Als erstes ist festzuhalten, daß die leichten Erkrankungen jene sind, die der Mensch auch ohne Medikamente überstehen kann. Sonst wären es nämlich keine leichten!
Chronische Erkrankungen sind solche, die länger dauern, den Kranken also nicht auf der Stelle umbringen. Damit sind chronische Krankheiten keineswegs harmlos, sondern können durchaus tödlich sein.
Es ist der tückische Faktor Zeit, der hier die Teufelei der Natur"heiler" ermöglicht...
Ist Ihnen die Wende aufgefallen ?: Eingangs hieß es "naturheilen zuerst" - und jetzt nur noch als Ergänzung...
Soweit das auf der einen Seite richtig sein mag, so sehr wird es auf der anderen Seite ausgebeutet, um auch noch den letzten Pfennig aus den Kranken herauszupressen.
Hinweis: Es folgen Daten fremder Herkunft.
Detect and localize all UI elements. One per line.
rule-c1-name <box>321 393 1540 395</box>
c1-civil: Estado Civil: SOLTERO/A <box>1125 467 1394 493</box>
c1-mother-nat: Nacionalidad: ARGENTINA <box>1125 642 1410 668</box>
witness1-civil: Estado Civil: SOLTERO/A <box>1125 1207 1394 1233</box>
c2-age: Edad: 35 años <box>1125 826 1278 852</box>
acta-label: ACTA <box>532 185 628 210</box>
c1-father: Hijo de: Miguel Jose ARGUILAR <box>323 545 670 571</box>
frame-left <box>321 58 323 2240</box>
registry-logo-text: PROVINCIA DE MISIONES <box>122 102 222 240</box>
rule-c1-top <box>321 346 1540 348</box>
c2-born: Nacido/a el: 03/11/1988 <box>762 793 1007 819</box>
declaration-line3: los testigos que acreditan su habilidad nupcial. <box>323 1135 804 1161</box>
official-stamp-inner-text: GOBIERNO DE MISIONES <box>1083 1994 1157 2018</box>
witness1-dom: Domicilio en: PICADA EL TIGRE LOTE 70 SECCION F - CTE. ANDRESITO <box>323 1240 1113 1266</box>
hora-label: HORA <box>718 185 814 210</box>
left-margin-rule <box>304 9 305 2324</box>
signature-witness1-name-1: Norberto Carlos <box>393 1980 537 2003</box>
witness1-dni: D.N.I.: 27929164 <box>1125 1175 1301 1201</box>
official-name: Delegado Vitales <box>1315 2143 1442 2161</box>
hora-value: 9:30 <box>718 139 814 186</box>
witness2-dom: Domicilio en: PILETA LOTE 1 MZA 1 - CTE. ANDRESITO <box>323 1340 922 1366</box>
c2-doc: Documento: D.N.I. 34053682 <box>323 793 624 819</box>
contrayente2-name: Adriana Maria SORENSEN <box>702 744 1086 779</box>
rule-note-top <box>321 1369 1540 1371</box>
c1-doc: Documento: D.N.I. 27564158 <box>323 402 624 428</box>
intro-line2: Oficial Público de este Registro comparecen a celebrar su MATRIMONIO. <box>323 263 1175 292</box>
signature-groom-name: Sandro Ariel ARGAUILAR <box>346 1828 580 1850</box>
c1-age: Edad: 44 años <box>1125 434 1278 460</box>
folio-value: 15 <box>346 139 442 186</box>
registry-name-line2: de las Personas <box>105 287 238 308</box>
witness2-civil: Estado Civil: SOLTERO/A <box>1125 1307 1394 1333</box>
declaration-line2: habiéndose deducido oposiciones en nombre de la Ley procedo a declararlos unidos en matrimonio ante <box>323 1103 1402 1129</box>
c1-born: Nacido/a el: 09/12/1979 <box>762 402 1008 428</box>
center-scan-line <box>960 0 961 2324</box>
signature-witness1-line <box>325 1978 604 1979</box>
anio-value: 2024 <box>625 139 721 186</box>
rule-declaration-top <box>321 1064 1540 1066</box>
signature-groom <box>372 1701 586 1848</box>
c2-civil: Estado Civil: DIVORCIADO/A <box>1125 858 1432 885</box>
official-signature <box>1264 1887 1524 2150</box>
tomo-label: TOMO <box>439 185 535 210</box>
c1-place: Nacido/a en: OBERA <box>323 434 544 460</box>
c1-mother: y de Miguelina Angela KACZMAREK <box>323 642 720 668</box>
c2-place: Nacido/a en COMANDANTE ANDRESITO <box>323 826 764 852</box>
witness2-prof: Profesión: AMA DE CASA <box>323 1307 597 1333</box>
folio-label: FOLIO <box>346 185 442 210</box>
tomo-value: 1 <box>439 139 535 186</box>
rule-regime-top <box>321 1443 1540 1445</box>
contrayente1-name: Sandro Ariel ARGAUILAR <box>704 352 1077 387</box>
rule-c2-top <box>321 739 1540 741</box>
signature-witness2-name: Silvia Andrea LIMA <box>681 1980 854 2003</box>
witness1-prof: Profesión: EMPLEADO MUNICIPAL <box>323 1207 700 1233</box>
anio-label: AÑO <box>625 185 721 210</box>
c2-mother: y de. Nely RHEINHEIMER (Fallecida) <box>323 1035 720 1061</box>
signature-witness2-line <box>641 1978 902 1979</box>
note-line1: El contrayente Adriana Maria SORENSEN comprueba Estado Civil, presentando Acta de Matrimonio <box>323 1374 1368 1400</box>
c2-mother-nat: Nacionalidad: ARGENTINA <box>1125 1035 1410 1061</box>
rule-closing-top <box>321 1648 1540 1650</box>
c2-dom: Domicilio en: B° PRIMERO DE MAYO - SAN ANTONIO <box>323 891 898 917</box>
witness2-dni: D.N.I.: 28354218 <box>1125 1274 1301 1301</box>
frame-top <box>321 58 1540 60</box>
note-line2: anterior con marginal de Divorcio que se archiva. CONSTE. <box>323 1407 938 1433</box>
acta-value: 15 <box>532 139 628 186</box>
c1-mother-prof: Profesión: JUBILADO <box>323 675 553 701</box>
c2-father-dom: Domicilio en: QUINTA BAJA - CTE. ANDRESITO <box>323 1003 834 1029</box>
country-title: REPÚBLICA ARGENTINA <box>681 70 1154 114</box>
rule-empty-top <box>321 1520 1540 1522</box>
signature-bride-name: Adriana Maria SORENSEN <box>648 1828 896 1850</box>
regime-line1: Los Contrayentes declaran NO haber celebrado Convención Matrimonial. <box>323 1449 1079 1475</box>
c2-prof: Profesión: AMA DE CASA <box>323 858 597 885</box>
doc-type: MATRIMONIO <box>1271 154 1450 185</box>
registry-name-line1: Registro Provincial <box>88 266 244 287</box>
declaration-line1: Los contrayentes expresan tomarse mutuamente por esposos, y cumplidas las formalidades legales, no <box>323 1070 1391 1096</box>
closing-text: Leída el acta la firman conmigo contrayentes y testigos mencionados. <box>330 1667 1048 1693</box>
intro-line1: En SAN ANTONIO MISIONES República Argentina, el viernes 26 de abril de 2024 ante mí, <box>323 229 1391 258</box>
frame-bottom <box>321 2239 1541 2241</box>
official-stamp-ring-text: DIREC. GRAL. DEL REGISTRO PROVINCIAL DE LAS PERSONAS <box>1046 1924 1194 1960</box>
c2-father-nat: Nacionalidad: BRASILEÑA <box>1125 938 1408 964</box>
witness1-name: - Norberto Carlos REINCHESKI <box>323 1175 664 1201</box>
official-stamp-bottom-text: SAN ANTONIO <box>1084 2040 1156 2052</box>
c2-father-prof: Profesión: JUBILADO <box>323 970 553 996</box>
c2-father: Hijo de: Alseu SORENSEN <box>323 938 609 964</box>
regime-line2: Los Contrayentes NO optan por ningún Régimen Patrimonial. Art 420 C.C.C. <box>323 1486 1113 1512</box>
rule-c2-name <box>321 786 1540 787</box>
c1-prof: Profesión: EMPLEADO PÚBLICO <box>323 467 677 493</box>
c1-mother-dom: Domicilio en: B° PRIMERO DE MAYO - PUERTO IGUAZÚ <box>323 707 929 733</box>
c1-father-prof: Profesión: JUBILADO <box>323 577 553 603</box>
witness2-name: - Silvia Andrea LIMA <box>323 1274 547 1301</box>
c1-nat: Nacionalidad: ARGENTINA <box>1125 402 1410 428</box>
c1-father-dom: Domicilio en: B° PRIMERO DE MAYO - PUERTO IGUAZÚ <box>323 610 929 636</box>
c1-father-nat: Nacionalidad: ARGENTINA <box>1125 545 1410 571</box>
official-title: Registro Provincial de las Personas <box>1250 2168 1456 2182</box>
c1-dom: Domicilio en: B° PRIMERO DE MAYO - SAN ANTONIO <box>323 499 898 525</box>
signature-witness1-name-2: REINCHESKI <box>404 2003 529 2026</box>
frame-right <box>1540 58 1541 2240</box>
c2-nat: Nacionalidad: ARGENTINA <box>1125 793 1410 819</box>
So heißt es bei Dr. med. Mirko Berger, einem der Referenten der DHU, die zur Zeit durch die Lande ziehen und Reklame für Homöopathie und Homöopathika machen:
"So oder so, die Natur"heil"mittel sind immer anzuwenden!" Das ist das Ziel dieser Reklame. Der Artikel in der Versichertenzeitschrift hat die gleiche Intention wie die zitierte Reklame des Mirko Berger.
Mehr Artikel und mehr Vorträge verstärken die Wirkung. Vor allem, wenn die Schreiber von einander abschreiben...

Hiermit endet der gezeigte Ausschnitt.